Sobre la corrección fraterna, verdadero acto de nobleza y amistad, hablaron bastantes Padres de la Iglesia, quienes sacaban consecuencias prácticas a partir de las palabras de Jesús. Por ejemplo, san Agustín amonestaba así a sus fieles: “debemos, pues, corregir al hermano por amor; no con deseos de hacer daño, sino con la cariñosa intención de lograr su enmienda. Si así lo hacemos, cumpliremos muy bien el precepto”[3].
En cuanto al segundo dicho de Jesús (v. 18), el Catecismo de la Iglesia explica que «las palabras atar y desatar significan: aquel a quien excluyáis de vuestra comunión, será excluido de la comunión con Dios; aquél a quien recibáis de nuevo en vuestra comunión, Dios lo acogerá también en la suya. La reconciliación con la Iglesia es inseparable de la reconciliación con Dios» (n. 1445). Después de hablar de la reconciliación entre hermanos, Jesús entrega a sus apóstoles la potestad de reconciliar a los fieles con la Iglesia. Este poder se expresa ordinariamente por medio de la confesión de los pecados a través del confesor, que ha recibido el poder del obispo, sucesor de los apóstoles.
Por último, Jesús se refiere a “otro fruto de la caridad en la comunidad: la oración en común −decía Benedicto XVI−. La oración personal es ciertamente importante, es más, indispensable, pero el Señor asegura su presencia a la comunidad que −incluso siendo muy pequeña− es unida y unánime, porque ella refleja la realidad misma de Dios uno y trino, perfecta comunión de amor”[4]. Cuando oramos juntos no solo movemos a Dios a concedernos lo que pedimos, sino que además se nos regala la presencia del mismo Dios entre nosotros que es, en definitiva, el principal don que podemos y debemos pedir.
Como explica el Magisterio, “Cristo está siempre presente en su Iglesia, sobre todo en la acción litúrgica. Está presente en el sacrificio de la Misa, tanto en la persona del ministro, ofreciéndose ahora por ministerio de los sacerdotes el mismo que entonces se ofreció en la cruz, como, sobre todo, bajo las especies eucarísticas.

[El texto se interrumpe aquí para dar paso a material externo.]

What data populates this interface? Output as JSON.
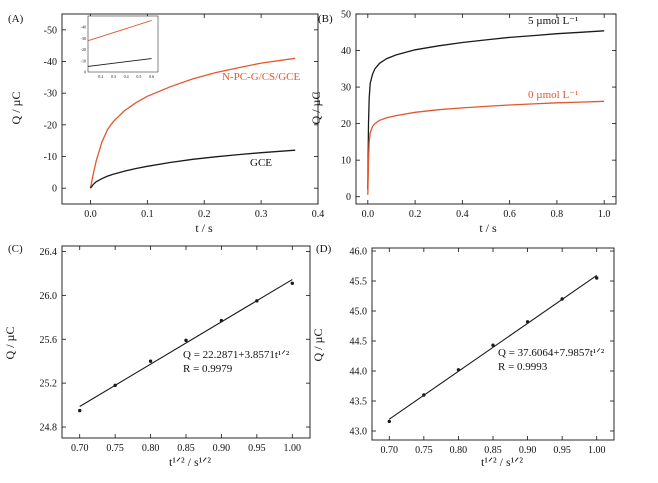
{
  "figure": {
    "panels": [
      "(A)",
      "(B)",
      "(C)",
      "(D)"
    ]
  },
  "colors": {
    "black_curve": "#1a1a1a",
    "red_curve": "#e2572f",
    "axis": "#111111"
  },
  "chart_data": [
    {
      "panel": "(A)",
      "type": "line",
      "xlabel": "t / s",
      "ylabel": "Q / µC",
      "xlim": [
        -0.05,
        0.4
      ],
      "ylim": [
        -55,
        5
      ],
      "y_inverted": true,
      "xticks": [
        "0.0",
        "0.1",
        "0.2",
        "0.3",
        "0.4"
      ],
      "yticks": [
        "0",
        "-10",
        "-20",
        "-30",
        "-40",
        "-50"
      ],
      "series": [
        {
          "name": "N-PC-G/CS/GCE",
          "color": "#e2572f",
          "x": [
            0,
            0.005,
            0.01,
            0.02,
            0.03,
            0.04,
            0.06,
            0.08,
            0.1,
            0.14,
            0.18,
            0.22,
            0.26,
            0.3,
            0.36
          ],
          "y": [
            0,
            -4.5,
            -8.5,
            -14.5,
            -18.5,
            -21,
            -24.5,
            -27,
            -29,
            -32,
            -34.5,
            -36.5,
            -38,
            -39.5,
            -41
          ]
        },
        {
          "name": "GCE",
          "color": "#1a1a1a",
          "x": [
            0,
            0.005,
            0.01,
            0.02,
            0.03,
            0.04,
            0.06,
            0.08,
            0.1,
            0.14,
            0.18,
            0.22,
            0.26,
            0.3,
            0.36
          ],
          "y": [
            0,
            -1.2,
            -2,
            -3,
            -3.8,
            -4.4,
            -5.4,
            -6.2,
            -6.9,
            -8.1,
            -9.1,
            -9.9,
            -10.6,
            -11.2,
            -12
          ]
        }
      ],
      "inset": {
        "type": "line",
        "xticks": [
          "0.2",
          "0.3",
          "0.4",
          "0.5",
          "0.6"
        ],
        "yticks": [
          "-40",
          "-30",
          "-20",
          "-10",
          "0"
        ],
        "series": [
          {
            "name": "N-PC-G/CS/GCE",
            "color": "#e2572f",
            "x": [
              0.1,
              0.6
            ],
            "y": [
              -28,
              -46
            ]
          },
          {
            "name": "GCE",
            "color": "#1a1a1a",
            "x": [
              0.1,
              0.6
            ],
            "y": [
              -5,
              -12
            ]
          }
        ]
      }
    },
    {
      "panel": "(B)",
      "type": "line",
      "xlabel": "t / s",
      "ylabel": "Q / µC",
      "xlim": [
        -0.05,
        1.05
      ],
      "ylim": [
        -2,
        50
      ],
      "xticks": [
        "0.0",
        "0.2",
        "0.4",
        "0.6",
        "0.8",
        "1.0"
      ],
      "yticks": [
        "0",
        "10",
        "20",
        "30",
        "40",
        "50"
      ],
      "series": [
        {
          "name": "5 µmol L⁻¹",
          "color": "#1a1a1a",
          "x": [
            0,
            0.003,
            0.006,
            0.01,
            0.02,
            0.03,
            0.05,
            0.08,
            0.12,
            0.2,
            0.3,
            0.4,
            0.5,
            0.6,
            0.7,
            0.8,
            0.9,
            1.0
          ],
          "y": [
            2,
            20,
            27,
            31,
            33.5,
            35,
            36.5,
            37.8,
            38.8,
            40.2,
            41.3,
            42.2,
            42.9,
            43.6,
            44.1,
            44.6,
            45.0,
            45.4
          ]
        },
        {
          "name": "0 µmol L⁻¹",
          "color": "#e2572f",
          "x": [
            0,
            0.003,
            0.006,
            0.01,
            0.02,
            0.03,
            0.05,
            0.08,
            0.12,
            0.2,
            0.3,
            0.4,
            0.5,
            0.6,
            0.7,
            0.8,
            0.9,
            1.0
          ],
          "y": [
            0.5,
            10,
            15,
            17.5,
            19.2,
            20.0,
            20.9,
            21.6,
            22.2,
            23.1,
            23.8,
            24.3,
            24.7,
            25.1,
            25.4,
            25.7,
            25.9,
            26.1
          ]
        }
      ]
    },
    {
      "panel": "(C)",
      "type": "scatter",
      "xlabel": "t¹ᐟ² / s¹ᐟ²",
      "ylabel": "Q / µC",
      "xlim": [
        0.675,
        1.025
      ],
      "ylim": [
        24.7,
        26.45
      ],
      "xticks": [
        "0.70",
        "0.75",
        "0.80",
        "0.85",
        "0.90",
        "0.95",
        "1.00"
      ],
      "yticks": [
        "24.8",
        "25.2",
        "25.6",
        "26.0",
        "26.4"
      ],
      "points": {
        "x": [
          0.7,
          0.75,
          0.8,
          0.85,
          0.9,
          0.95,
          1.0
        ],
        "y": [
          24.95,
          25.18,
          25.4,
          25.59,
          25.77,
          25.95,
          26.11
        ]
      },
      "fit": {
        "intercept": 22.2871,
        "slope": 3.8571,
        "x": [
          0.7,
          1.0
        ]
      },
      "annotation": {
        "equation": "Q = 22.2871+3.8571t¹ᐟ²",
        "r": "R = 0.9979"
      }
    },
    {
      "panel": "(D)",
      "type": "scatter",
      "xlabel": "t¹ᐟ² / s¹ᐟ²",
      "ylabel": "Q / µC",
      "xlim": [
        0.675,
        1.025
      ],
      "ylim": [
        42.85,
        46.05
      ],
      "xticks": [
        "0.70",
        "0.75",
        "0.80",
        "0.85",
        "0.90",
        "0.95",
        "1.00"
      ],
      "yticks": [
        "43.0",
        "43.5",
        "44.0",
        "44.5",
        "45.0",
        "45.5",
        "46.0"
      ],
      "points": {
        "x": [
          0.7,
          0.75,
          0.8,
          0.85,
          0.9,
          0.95,
          1.0
        ],
        "y": [
          43.16,
          43.6,
          44.02,
          44.43,
          44.82,
          45.2,
          45.55
        ]
      },
      "fit": {
        "intercept": 37.6064,
        "slope": 7.9857,
        "x": [
          0.7,
          1.0
        ]
      },
      "annotation": {
        "equation": "Q = 37.6064+7.9857t¹ᐟ²",
        "r": "R = 0.9993"
      }
    }
  ]
}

Está presente con su fuerza en los sacramentos, de modo que, cuando alguien bautiza, es Cristo quien bautiza. Está presente en su palabra, pues, cuando se lee en la Iglesia la Sagrada Escritura, es Él quien habla. Está presente, por último, cuando la Iglesia suplica y canta salmos, pues él mismo prometió: Donde dos o tres estén reunidos en mi nombre, allí estoy yo en medio de ellos”[5].
Fuente: opusdei.org.
[1] San Josemaría, Forja, n. 566.
[2] Papa Francisco, Ángelus, 7 de septiembre de 2014.
[3] San Agustín, Sermón 82.
[4] Papa Benedicto XVI, Ángelus, 4 de septiembre de 2011.
[5] Conc. Vaticano II, Sacrosanctum Concilium, n. 7.